"A lot of my ICS systems are running on Windows Server 2003," said Tracy Waller, a manager in the process and controls engineering division at Savannah River Site, the sprawling Department of Energy facility in Aiken, S.C. where nuclear-weapons-related tasks, such as processing tritium and managing waste, is done. Supervisory control and acquisition systems (SCADA) "don't play well with Microsoft patches," he noted. The problem is that it's not always clear ICS will work properly after Microsoft patches are applied. Sometimes vendors want customers to buy new ICS gear to keep up with Windows releases.

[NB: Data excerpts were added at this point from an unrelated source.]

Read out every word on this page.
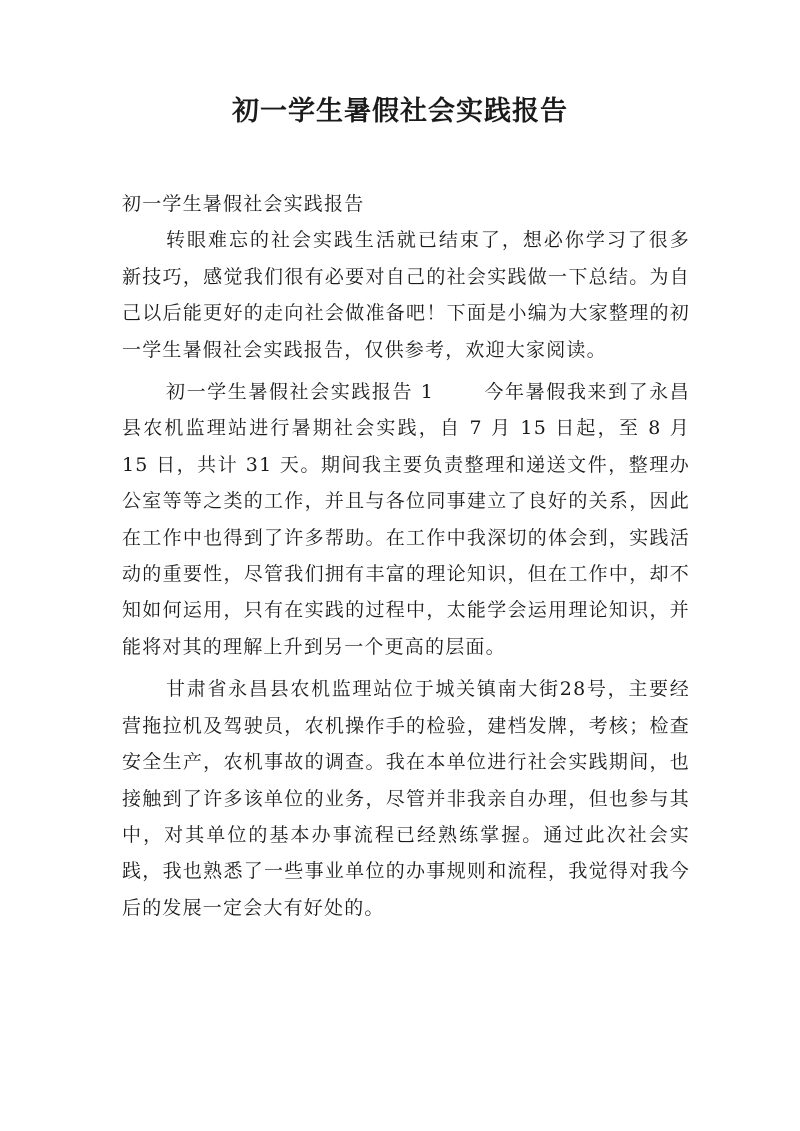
初一学生暑假社会实践报告

初一学生暑假社会实践报告

转眼难忘的社会实践生活就已结束了，想必你学习了很多新技巧，感觉我们很有必要对自己的社会实践做一下总结。为自己以后能更好的走向社会做准备吧！下面是小编为大家整理的初一学生暑假社会实践报告，仅供参考，欢迎大家阅读。

初一学生暑假社会实践报告 1	今年暑假我来到了永昌县农机监理站进行暑期社会实践，自 7 月 15 日起，至 8 月 15 日，共计 31 天。期间我主要负责整理和递送文件，整理办公室等等之类的工作，并且与各位同事建立了良好的关系，因此在工作中也得到了许多帮助。在工作中我深切的体会到，实践活动的重要性，尽管我们拥有丰富的理论知识，但在工作中，却不知如何运用，只有在实践的过程中，太能学会运用理论知识，并能将对其的理解上升到另一个更高的层面。

甘肃省永昌县农机监理站位于城关镇南大街28号，主要经营拖拉机及驾驶员，农机操作手的检验，建档发牌，考核；检查安全生产，农机事故的调查。我在本单位进行社会实践期间，也接触到了许多该单位的业务，尽管并非我亲自办理，但也参与其中，对其单位的基本办事流程已经熟练掌握。通过此次社会实践，我也熟悉了一些事业单位的办事规则和流程，我觉得对我今后的发展一定会大有好处的。
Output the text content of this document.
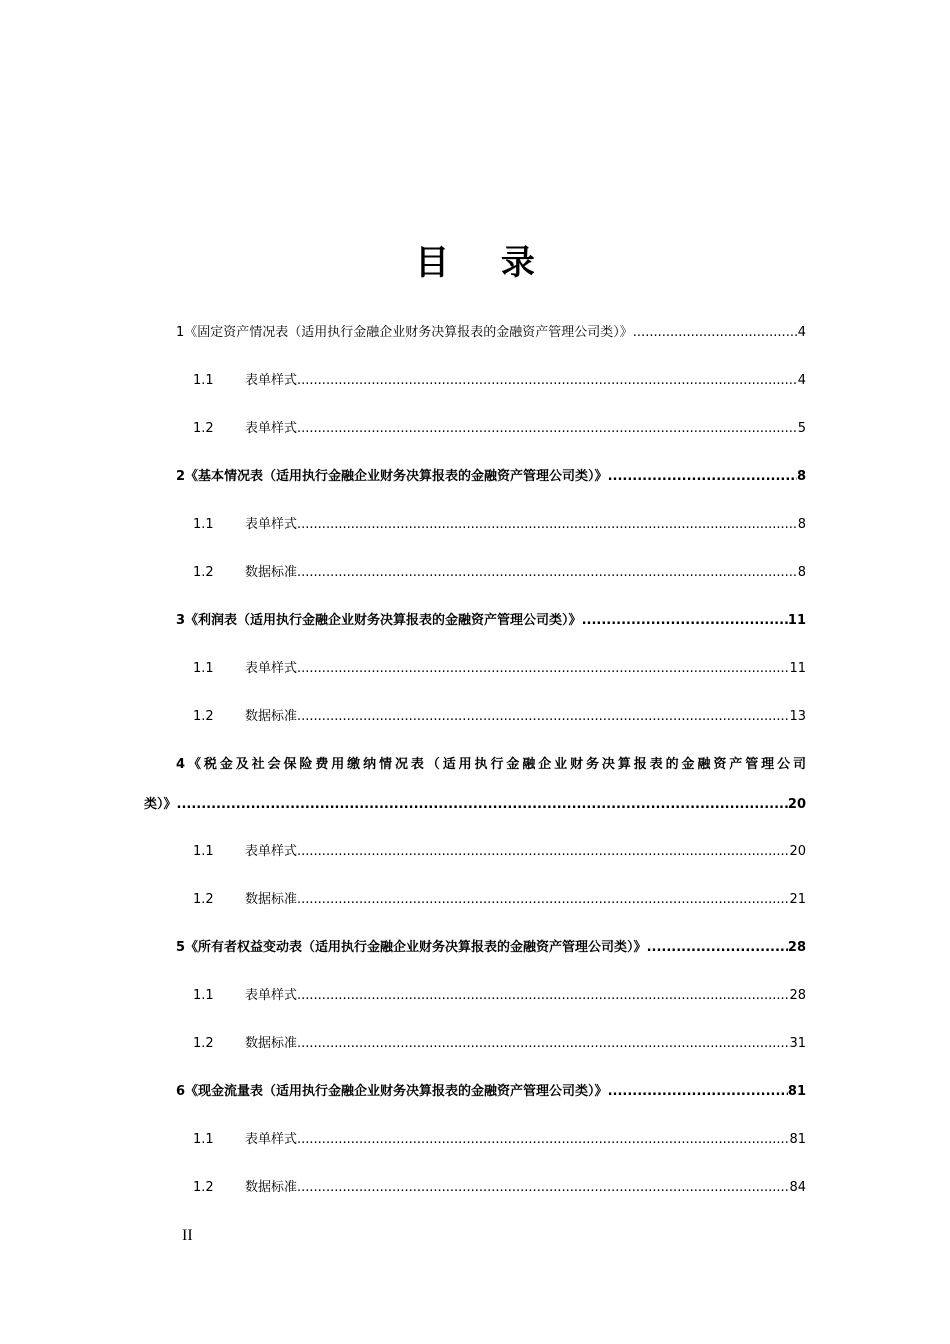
目 录
1 《固定资产情况表（适用执行金融企业财务决算报表的金融资产管理公司类）》 .....	4
1.1	表单样式 .....	4
1.2	表单样式 .....	5
2 《基本情况表（适用执行金融企业财务决算报表的金融资产管理公司类）》 .....	8
1.1	表单样式 .....	8
1.2	数据标准 .....	8
3 《利润表（适用执行金融企业财务决算报表的金融资产管理公司类）》 .....	11
1.1	表单样式 .....	11
1.2	数据标准 .....	13
4《税金及社会保险费用缴纳情况表（适用执行金融企业财务决算报表的金融资产管理公司
类）》 .....	20
1.1	表单样式 .....	20
1.2	数据标准 .....	21
5 《所有者权益变动表（适用执行金融企业财务决算报表的金融资产管理公司类）》 .....	28
1.1	表单样式 .....	28
1.2	数据标准 .....	31
6 《现金流量表（适用执行金融企业财务决算报表的金融资产管理公司类）》 .....	81
1.1	表单样式 .....	81
1.2	数据标准 .....	84
II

Currently, energy and manufacturing facilities are being openly warned by DHS and its Industrial Control Systems Computer Emergency Response Team that they are being targeted by attackers who will often try to infiltrate business networks, often through spear phishing attacks against employees, in order to also gain information about ICS operations.
While ICS and SCADA once seemed safely tucked away in the depths of engineering, they are now subject to security demands from the IT and security departments, and the two groups don't always get along. Eric Cosman, engineering consultant at Dow Chemical said cooperation there is fostered by inviting the IT division into the plants to promote constructive discussion and choices. But at the same time, he said he hoped IT security professionals would abandon the role of "high priest." Infighting between IT and the process engineers makes everyone look like "the kids who can't get things done," he warned.
The idea of cyberwar is starting to transform the once closed world of ICS vendors and users, forcing them to more vigorously debate the status of security on ICS networks. Based on much debate heard at this conference, there's tension between ICS vendors and users over security. Vendors say they want to improve their products, but when they do, they aren't even sure their customers know and make use of the security they provide.